Saturday 16 January 2016

Iran Prepares to Sell Oil, Officials Want to Bolster the Price

Oil prices settled below $30 a barrel for the first time in 12 years as traders braced for an influx of crude from Iran at a time when the market already is grappling with a global supply glut.

Iranian officials are hammering out detailed plans for how they will sell the country’s crude once Western sanctions are lifted, which could happen as soon as Saturday. In interviews, officials say they are studying barter deals involving European goods, investment in foreign refineries and switching the benchmark used to price Iran’s petroleum.
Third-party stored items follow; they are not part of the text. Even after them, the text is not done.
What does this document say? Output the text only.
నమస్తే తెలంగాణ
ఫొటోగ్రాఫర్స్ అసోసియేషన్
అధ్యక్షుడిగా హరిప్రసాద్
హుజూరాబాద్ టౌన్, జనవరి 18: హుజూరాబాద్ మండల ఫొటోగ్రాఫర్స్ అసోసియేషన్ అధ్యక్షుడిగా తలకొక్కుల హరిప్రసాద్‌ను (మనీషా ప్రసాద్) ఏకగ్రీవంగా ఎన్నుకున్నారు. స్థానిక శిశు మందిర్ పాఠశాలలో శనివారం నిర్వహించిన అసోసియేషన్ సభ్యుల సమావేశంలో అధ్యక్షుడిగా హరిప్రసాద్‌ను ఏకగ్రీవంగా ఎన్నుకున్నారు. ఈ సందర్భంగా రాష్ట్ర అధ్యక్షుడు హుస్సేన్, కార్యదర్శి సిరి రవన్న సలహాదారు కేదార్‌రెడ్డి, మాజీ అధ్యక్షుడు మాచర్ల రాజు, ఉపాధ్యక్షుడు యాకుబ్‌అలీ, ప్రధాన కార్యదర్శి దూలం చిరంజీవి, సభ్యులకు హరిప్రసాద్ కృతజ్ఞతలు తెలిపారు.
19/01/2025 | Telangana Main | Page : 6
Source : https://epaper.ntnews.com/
The goal of these arrangements would be to claw back market share from other big oil-producing countries, which swooped in on Iran’s old customers when the country was forced to curb exports following the introduction of sanctions over its nuclear program in 2012.

The expectation that Iran will resume oil shipments in the coming weeks or months has been a major driver behind the selloff in oil, which has shed more than 20% this year after tumbling more than 30% in 2015.

On Friday, the U.S. oil-price benchmark closed 5.7%, or $1.78, lower at $29.42 a barrel, the lowest settlement since November 2003 on the New York Mercantile Exchange. Brent crude, the international benchmark, ended 6.3% lower at $28.94 a barrel, the lowest since February 2004.

Some analysts say prices could fall further when Iran ramps up exports, while others argue that current prices already reflect an increase in exports from Iran, the world’s seventh-largest oil producer in 2014. “Ultimately getting beyond the post-sanctions oil-market overhang will be a positive” for prices, analysts at investment bank Tudor, Pickering, Holt & Co. said in a note.

But Iranian officials are aware that they’re returning to the market at an inauspicious time.

They say they want to find ways to sell their oil by locking their customers into special relationships such as oil-for-goods bartering. Such agreements could help Iran during a period of intense competition among oil producers for buyers.

Regional rival Saudi Arabia has abandoned its traditional role of cutting back on its own supplies to calm market turbulence and instead has pumped at or near record levels to claim a bigger share of the market. The Saudis and Russia have homed in on Iran’s old turf in Europe.